1/29/2021 | 18:39 WIB

Bagikan:
Penulis :Musriandi
Editor  : Muhammad Irham

INSTINGJURNALIS.Com--Penindakan pelanggaran truk yang memasuki kawasan Kota Watampone di jam larangan hingga kini belum maksimal. Aktivitas bongkar muat barang di badan jalan masih saja marak.


Tak hanya melanggar ketentuan undang-undang, aktivitas ini dinilai bisa menimbulkan kerawanan terhadap pengendara lain.
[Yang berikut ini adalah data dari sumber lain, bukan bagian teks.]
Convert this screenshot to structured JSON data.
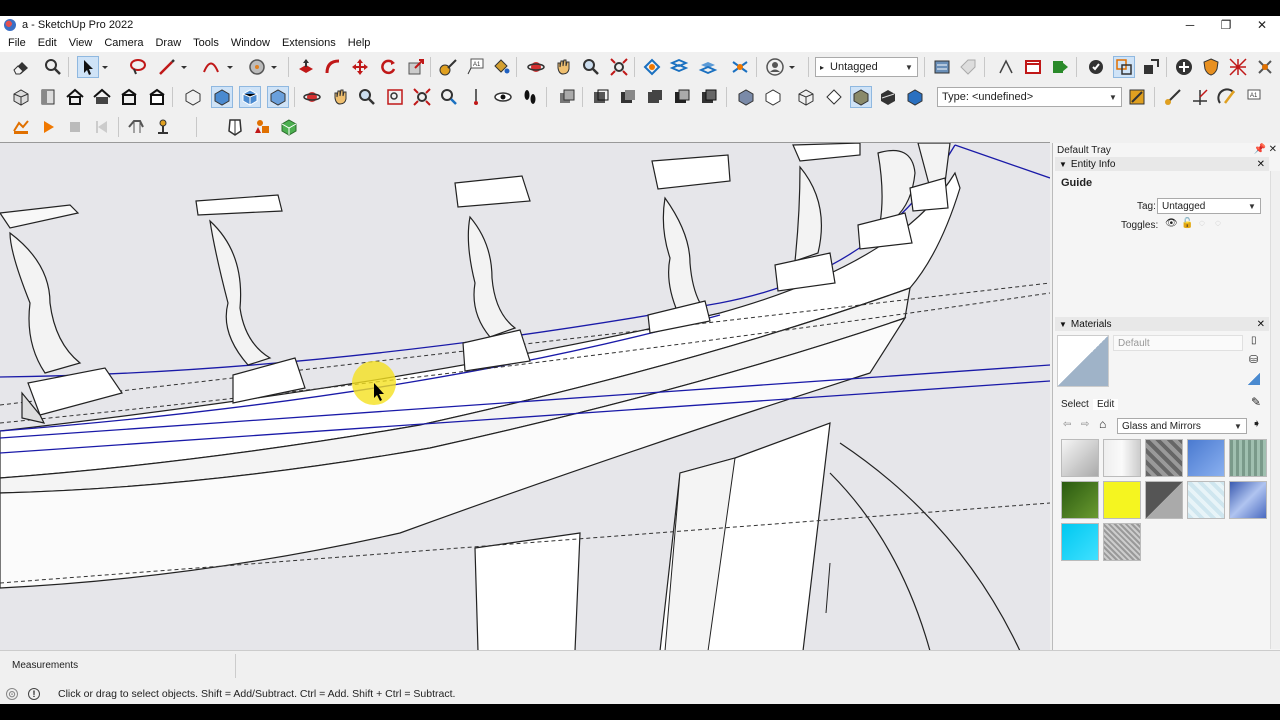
{
  "window": {
    "title": "a - SketchUp Pro 2022",
    "minimize": "─",
    "maximize": "❐",
    "close": "✕"
  },
  "menu": [
    "File",
    "Edit",
    "View",
    "Camera",
    "Draw",
    "Tools",
    "Window",
    "Extensions",
    "Help"
  ],
  "toolbar": {
    "tag_dropdown_value": "Untagged",
    "type_dropdown_value": "Type: <undefined>"
  },
  "tray": {
    "title": "Default Tray",
    "entity_info": {
      "header": "Entity Info",
      "entity_type": "Guide",
      "tag_label": "Tag:",
      "tag_value": "Untagged",
      "toggles_label": "Toggles:"
    },
    "materials": {
      "header": "Materials",
      "current_name": "Default",
      "tab_select": "Select",
      "tab_edit": "Edit",
      "collection": "Glass and Mirrors"
    }
  },
  "measurements": {
    "label": "Measurements",
    "value": ""
  },
  "status": {
    "text": "Click or drag to select objects. Shift = Add/Subtract. Ctrl = Add. Shift + Ctrl = Subtract."
  },
  "colors": {
    "viewport_bg": "#e6e6ea",
    "guide_blue": "#1a1aa8",
    "cursor_highlight": "#f5e11f",
    "accent_orange": "#f07800"
  },
  "icons": {
    "row1": [
      "eraser",
      "search",
      "select",
      "lasso",
      "paint-bucket",
      "line",
      "arc",
      "circle",
      "push-pull",
      "follow-me",
      "move",
      "rotate",
      "scale",
      "tape-measure",
      "text",
      "paint",
      "orbit",
      "pan",
      "zoom",
      "zoom-extents",
      "section-plane",
      "section",
      "section-fill",
      "section-cut",
      "profile"
    ],
    "row2": [
      "views",
      "iso",
      "top",
      "front",
      "right",
      "back",
      "left",
      "move-axes",
      "paint-face",
      "zoom-window",
      "zoom-fit",
      "previous",
      "walk",
      "look",
      "footprints"
    ],
    "row3": [
      "sandbox-from-contours",
      "play",
      "stop",
      "step-back",
      "add-location",
      "terrain",
      "shadows",
      "solid-inspector",
      "3d-warehouse"
    ]
  }
}
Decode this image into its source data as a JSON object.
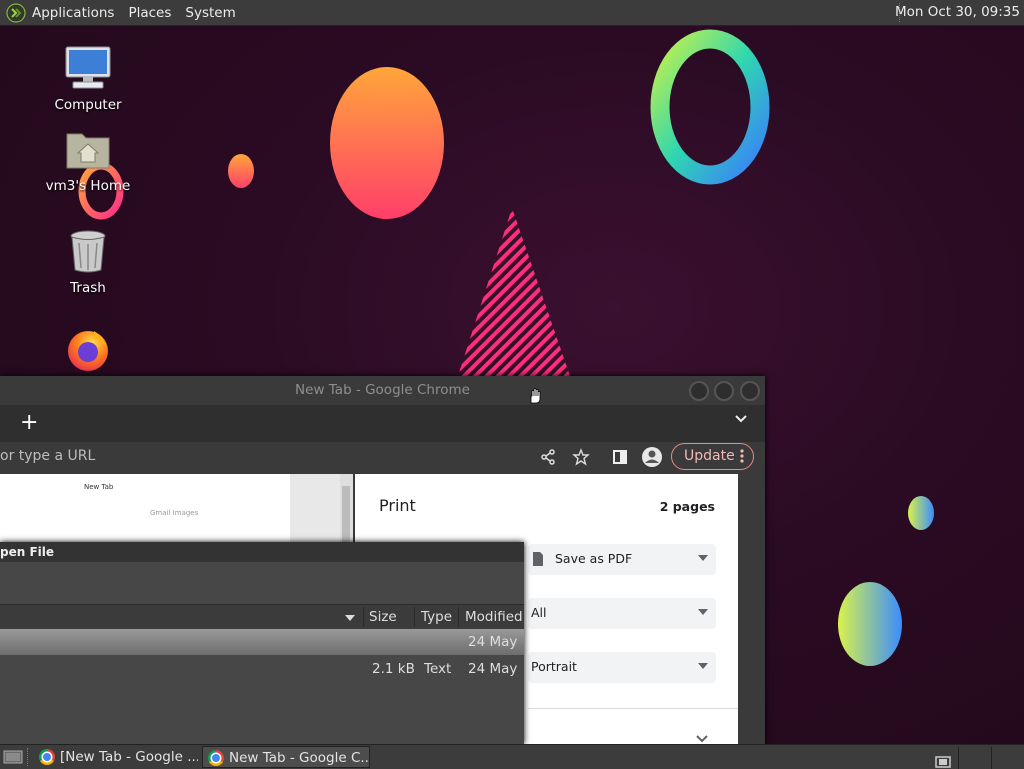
{
  "top_panel": {
    "menus": [
      "Applications",
      "Places",
      "System"
    ],
    "clock": "Mon Oct 30, 09:35"
  },
  "desktop": {
    "icons": [
      {
        "label": "Computer",
        "icon": "computer-icon"
      },
      {
        "label": "vm3's Home",
        "icon": "home-folder-icon"
      },
      {
        "label": "Trash",
        "icon": "trash-icon"
      },
      {
        "label": "",
        "icon": "firefox-icon"
      }
    ]
  },
  "chrome": {
    "title": "New Tab - Google Chrome",
    "newtab_symbol": "+",
    "omnibox_placeholder": "or type a URL",
    "update_label": "Update",
    "preview": {
      "page_title": "New Tab",
      "links": "Gmail   Images"
    },
    "print": {
      "title": "Print",
      "pages": "2 pages",
      "destination": "Save as PDF",
      "pages_option": "All",
      "layout": "Portrait"
    }
  },
  "open_file": {
    "title": "pen File",
    "columns": [
      "Size",
      "Type",
      "Modified"
    ],
    "rows": [
      {
        "size": "",
        "type": "",
        "modified": "24 May",
        "selected": true
      },
      {
        "size": "2.1 kB",
        "type": "Text",
        "modified": "24 May",
        "selected": false
      }
    ]
  },
  "taskbar": {
    "tasks": [
      {
        "label": "[New Tab - Google ...",
        "active": false
      },
      {
        "label": "New Tab - Google C...",
        "active": true
      }
    ]
  },
  "colors": {
    "panel": "#3c3c3c",
    "update_accent": "#e68b87",
    "wallpaper": "#2b0b24"
  }
}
Pantauan Instingjurnalis.Com, kemarin, bongkar muat ini banyak terjadi di sepanjang Jalan Besse Kajuara, Agussalim dan Sukawati. 


Hampir setiap hari, jalanan yang padat dengan arus lalu lintas itu dimanfaatkan pelaku usaha menjalankan aktivitas yang dapat mengganggu ketertiban umum.


"Selalu macet ketika memasuki jam 10 hingga jam 13.00 wita akibat bongkar muat truck besar ini," ungkap Syaiful Arif, Kamis (28/01/2021). 


Tak hanya, mengganggu aktivitas pengguna jalan, aktivitas bongkar barang ini dinilai membahayakan pengendara. 


"Jelas membahayakan pengendara lain. Khususnya pengendara sepeda motor,’’ ungkap Ilham, seorang pengendara motor. Menurut Ilham, bongkar muat di bahu jalan ini sama saja menghilangkan hak pengguna jalan. Tak hanya membuat jalanan kota kian sempit dan semrawut. 


Selain itu dia mempertanyakan kinerja petugas yang melakukan pembiaran terkait bongkar muat tersebut.


"Kalau sudah macet seperti ini petugas kemana, kenapa truck di biarkan bongkar muat disiang bolong, sebenarnya ini tugas polantas atau dishub," tambah mahasiswa hukum tersebut.


Menanggapi hal itu, Plt Kadishub Kabupaten Bone, Andi Muh Hidayat Paranrangi, menyebutkan perizinan bongkar muat untuk telah berakhir 2020. 


"Jadi tidak ada lagi bongkar muat di dalam kota, jadi pembongkaran hanya bisa dilakukan diluar kota," katanya, Kamis (28/01/2021). 


Olehnya ia akan melakukan kroscek dan berkoordinasi dengan pihak perizinan. Menurutnya, akhir tahun kemarin sudah lakukan uji coba, dan sementara waktu dilakukan penertiban.


"Bulan Januari dan Februari ini kita akan lakukan evaluasi. Kalaupun memang belum berakhir perizinannya. Kita bisa berikan kebijakan waktu bongkar muat. Dan menghimbau pengusaha untuk membongkar muatan di luar kota," tambahnya. 


Terakhir ia mempertegas, pembongkaran muatan telah diatur waktunya.